Abstract

To develop an Arabic text to Moroccan Sign Language (MSL) translation product through building two corpora of data on Arabic texts for the use of translation into MSL. The collected corpora of data will train Deep Learning Models to analyze and map Arabic words and sentences against MSL encodings.

Introduction

Over 5% of the world’s population (466 million people) has disabling hearing loss. 4 million are children [1]. They can be hard of hearing or deaf. Hard of hearing people usually communicate through spoken language and can benefit from assistive devices like cochlear implants. Deaf people mostly have profound hearing loss, which implies very little or no hearing.

The main impacts of deaf is on the individual’s ability to communicate with others in addition to the emotional feelings of loneliness and isolation in society. Consequently, they can not equally access public services, mostly education and health and have not equal rights in participating at the active and democratic life. This leads to a negative impact in their lives and the lives of the people surrounding them. Over the world, deaf people often communicate using a sign language with gestures of both hands and facial expressions.
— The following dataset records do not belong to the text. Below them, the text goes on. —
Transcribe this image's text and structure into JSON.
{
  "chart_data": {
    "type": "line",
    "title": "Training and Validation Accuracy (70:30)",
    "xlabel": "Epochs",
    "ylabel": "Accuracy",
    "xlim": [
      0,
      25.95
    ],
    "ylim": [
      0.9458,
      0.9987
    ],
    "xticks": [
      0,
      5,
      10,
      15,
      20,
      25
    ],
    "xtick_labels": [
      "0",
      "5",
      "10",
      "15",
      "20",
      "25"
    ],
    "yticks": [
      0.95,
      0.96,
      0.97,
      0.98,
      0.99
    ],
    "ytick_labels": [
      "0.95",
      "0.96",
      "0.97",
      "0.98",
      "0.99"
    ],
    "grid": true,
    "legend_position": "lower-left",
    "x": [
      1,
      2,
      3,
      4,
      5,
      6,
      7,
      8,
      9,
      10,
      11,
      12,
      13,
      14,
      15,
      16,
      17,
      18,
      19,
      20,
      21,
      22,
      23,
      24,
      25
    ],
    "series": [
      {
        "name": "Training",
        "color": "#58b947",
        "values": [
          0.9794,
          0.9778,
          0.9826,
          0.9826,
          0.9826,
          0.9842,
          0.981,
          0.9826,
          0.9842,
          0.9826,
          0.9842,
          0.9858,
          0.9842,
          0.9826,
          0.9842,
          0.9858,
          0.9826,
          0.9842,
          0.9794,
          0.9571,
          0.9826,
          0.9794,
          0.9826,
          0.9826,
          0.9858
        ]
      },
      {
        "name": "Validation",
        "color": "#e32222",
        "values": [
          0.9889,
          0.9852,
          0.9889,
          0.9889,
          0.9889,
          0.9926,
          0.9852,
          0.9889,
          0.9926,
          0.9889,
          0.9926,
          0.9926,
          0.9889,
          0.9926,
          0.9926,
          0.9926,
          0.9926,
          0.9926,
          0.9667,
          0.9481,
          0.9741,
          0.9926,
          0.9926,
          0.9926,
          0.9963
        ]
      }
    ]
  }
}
Sign languages are full-fledged natural  languages with their own grammar and lexicon. However, they are not universal although they have striking similarities. In Morocco, deaf children receive very few education assistance. For many years, they were learning the local variety of sign language from Arabic, French, and American Sign Languages [2]. In April 2019, the governement standardized the Moroccan Sign Language (MSL) and initiated programs to support the education of deaf children [3]. However, the involved teachers are mostly hearing, have limited command of MSL and lack resources and tools to teach deaf learn from written or spoken text. Schools recruit interpreters to help the student understand what is being teached and said in class. Otherwise, teachers use graphics and captioned videos to learn the mappings to signs, but lack tools that translate written or spoken words and concepts into signs. This project comes to solve this particular issue.

Objectives

We propose an Arabic Sppech-to-MSL translator. The translation could be divided into two parts, the speech-to-text part and the text-to-MSL part. In a previous work [4], we was interested in the arabic Speech-to-Text translation. We conducted a research and a comparison on the existing Speech-to-Text APIs. A web application was built for this end [check web app here]. Our main focus in this current work is to take the results from the Speech-to-Text module and perform Text-to-MSL translation.

Up to now, there is not enough data of arabic words with their translations into MSL. This is of course challenging because we have to bring interpreters and linguists together in order to create this initial corpus. Each word or concept in the arabic corpus could be mapped to a time series of hand gestures and facial expressions in the MSL corpus. Our main objective is to find the best possible mapping between these two corpuses. The collected data will allow us to train big Deep Learning Models. In fact, we aim to explore the existing deep learning pretrained architectures suitable for analyzing arabic words and sentences and find their mappings with the MSL encodings. Recurrent Neural Networks using GRU and LSTM units and their variants are proved to be the most suitable and powerful when dealing with sequential data [5][6]. We believe that tuning these state of the art models will allow us to achieve good generalization performances.

Expected outcomes

With this work we expect building the MSL and the Arabic text corpuses that we aim keeping free and open for public use. For this end, we will develop an interactive web application for the creation of the two corpuses. The Text-to-MSL translation product will be hosted on a web and mobile application.